Yang T.,Chongqing Tumor Institute |
Shao J.-H.,Chongqing Tumor Institute |
Li Q.-Y.,Chongqing Tumor Institute |
Yu H.-Q.,Chongqing Tumor Institute |
And 4 more authors.
Tumor | Year: 2010
Objective: To evaluate the therapeutic effect of cytokine induced killer (CIK) cells in combination with dendritic cells (DCs) on advanced solid tumor. Methods: Peripheral blood mononuclear cells (PBMCs) were isolated from 110 patients with advanced solid tumor. The adherent cells were cultured with granulocyte-macrophage colony-stimulating factor (GM-CSF), tumor necrosis factor (TNF) -alpha, and interleukin-4 (IL-4) to induce DCs. The DCs were sensitized with antigens of autologous tumor cells or extrinsic tumor cell lines to produce Ag-DCs.
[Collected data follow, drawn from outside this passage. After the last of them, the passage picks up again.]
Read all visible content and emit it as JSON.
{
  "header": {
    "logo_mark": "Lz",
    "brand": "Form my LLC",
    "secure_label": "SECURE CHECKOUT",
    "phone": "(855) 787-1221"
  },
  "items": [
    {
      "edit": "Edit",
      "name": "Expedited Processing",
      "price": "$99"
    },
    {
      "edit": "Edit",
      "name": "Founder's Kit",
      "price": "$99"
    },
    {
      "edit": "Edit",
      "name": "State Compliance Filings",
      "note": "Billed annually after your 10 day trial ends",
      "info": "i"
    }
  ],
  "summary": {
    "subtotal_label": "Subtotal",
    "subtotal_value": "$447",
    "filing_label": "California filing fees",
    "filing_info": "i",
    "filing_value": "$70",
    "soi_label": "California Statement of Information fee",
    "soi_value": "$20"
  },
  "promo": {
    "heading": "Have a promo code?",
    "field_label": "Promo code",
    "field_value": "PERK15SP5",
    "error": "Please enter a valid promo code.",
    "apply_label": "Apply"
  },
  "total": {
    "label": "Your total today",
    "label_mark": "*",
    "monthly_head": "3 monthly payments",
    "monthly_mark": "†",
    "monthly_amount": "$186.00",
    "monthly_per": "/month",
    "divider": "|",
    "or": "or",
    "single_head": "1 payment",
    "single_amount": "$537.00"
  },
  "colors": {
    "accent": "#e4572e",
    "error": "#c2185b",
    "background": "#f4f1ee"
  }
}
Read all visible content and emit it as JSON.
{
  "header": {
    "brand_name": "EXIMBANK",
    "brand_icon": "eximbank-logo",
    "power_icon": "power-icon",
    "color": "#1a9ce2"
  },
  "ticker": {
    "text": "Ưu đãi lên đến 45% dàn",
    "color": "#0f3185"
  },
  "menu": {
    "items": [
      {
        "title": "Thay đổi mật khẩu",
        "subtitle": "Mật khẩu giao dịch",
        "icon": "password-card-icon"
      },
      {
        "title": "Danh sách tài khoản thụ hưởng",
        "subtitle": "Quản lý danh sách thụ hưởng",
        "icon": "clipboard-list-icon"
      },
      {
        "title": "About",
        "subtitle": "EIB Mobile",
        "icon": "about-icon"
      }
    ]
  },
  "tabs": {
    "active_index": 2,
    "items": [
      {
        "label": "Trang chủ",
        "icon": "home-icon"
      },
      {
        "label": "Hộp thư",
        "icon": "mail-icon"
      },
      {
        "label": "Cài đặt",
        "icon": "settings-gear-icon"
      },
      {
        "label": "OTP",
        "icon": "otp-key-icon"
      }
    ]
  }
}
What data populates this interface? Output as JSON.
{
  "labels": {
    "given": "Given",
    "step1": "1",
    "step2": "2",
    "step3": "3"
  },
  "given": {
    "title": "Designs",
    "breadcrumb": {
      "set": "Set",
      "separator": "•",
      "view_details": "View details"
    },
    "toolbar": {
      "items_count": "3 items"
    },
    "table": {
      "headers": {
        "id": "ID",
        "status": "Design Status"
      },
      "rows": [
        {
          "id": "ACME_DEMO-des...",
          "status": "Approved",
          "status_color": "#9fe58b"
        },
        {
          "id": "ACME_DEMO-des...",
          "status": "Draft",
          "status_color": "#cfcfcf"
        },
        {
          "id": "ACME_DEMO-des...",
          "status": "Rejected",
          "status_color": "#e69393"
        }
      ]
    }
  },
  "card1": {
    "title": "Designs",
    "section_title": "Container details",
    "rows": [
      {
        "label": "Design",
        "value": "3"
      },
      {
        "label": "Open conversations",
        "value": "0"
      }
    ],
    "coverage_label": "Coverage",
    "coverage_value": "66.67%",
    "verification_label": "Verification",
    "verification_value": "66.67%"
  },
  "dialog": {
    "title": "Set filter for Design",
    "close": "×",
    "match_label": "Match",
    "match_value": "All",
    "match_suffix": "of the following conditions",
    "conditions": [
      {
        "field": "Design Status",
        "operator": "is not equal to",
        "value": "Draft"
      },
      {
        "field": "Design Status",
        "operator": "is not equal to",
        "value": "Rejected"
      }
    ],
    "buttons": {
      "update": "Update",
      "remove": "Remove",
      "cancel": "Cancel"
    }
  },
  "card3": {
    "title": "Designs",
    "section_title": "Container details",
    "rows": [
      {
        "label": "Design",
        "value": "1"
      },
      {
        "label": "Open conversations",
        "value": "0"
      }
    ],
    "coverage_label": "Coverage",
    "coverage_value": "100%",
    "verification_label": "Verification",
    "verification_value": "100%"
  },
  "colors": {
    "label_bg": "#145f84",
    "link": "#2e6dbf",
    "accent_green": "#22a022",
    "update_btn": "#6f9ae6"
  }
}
Suspending cells were cultured with interferon-γ (IFN-γ), interleukin-2 (IL-2), and CD3 monoclonal antibody (CD3 mAb) to prepare CIK cells. Then, the CIK cells were co-cultured with DCs. The phenotype of DCs and CIK cells were analysed using flow cytometry. The autologous CIK cells and DCs were transfused into the patients who had advanced solid tumor. Results: In the 42 patients who were eligible for evaluation, 2 achieved complete remission (CR),9 partial remission (PR) and 15 stable disease (SD). In the 37 patients who were not eligible for evaluation, 25 had efficient response. The immune function was improved and the level of tumor markers were altered significantly compared with those before treatment. Conclusion: CIK cells in combination with DCs treatment is safe and effective in the treatment of advanced malignant solid tumors and has a better application foreground in clinic.